The research conducted by the scientists at the University of Alberta highlighted the importance of raw computing skills in artificial intelligence. In the early years of artificial intelligence, Schaeffer and his group attempted to make computers imitate human thought. However, the group had a difficult time and they realized that human-like techniques are not necessarily the top computational tactics.

A better strategy for solving complex jobs such as checkers, according to A.I. proponents, was "brute force" instead of mastering human strategies. In this method, the computer would depend on the ""limited knowledge" of game specifics and utilize exceptional processing skills to discover and evaluate all possible moves. This was the method used by chess playing computers, such as Deep Blue, who defeated Garry Kasparov in 1997.
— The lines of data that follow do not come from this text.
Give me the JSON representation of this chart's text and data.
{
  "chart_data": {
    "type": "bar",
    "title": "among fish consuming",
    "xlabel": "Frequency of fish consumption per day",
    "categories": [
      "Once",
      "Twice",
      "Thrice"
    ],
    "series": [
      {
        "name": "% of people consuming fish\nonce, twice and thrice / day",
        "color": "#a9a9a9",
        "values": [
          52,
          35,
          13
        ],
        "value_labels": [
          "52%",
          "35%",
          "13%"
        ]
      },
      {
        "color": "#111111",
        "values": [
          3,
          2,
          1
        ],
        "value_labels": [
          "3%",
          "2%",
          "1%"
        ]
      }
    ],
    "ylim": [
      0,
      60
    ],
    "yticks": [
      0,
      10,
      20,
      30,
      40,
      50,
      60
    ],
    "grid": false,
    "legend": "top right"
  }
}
According to the researchers, the fact that Chinook managed to solve the game is a solid proof of the capacity of limited knowledge to artificial intelligence. Brute force will only gain more power as computers themselves become faster and more affordable, However, the researchers believes that it will still take some time to solve games as complicated as chess.

Chinese checkers consists of positions that are approximately in the square root of positions in chess. It took a lot of effort to solve the game, thus, chess will remain unsolved for some time, provided new technology comes along. The researches believe that othello, another popular board game, can be solved. It will require more tools than those used to solve checkers but eventually there would be unbeatable Othello playing computers as well.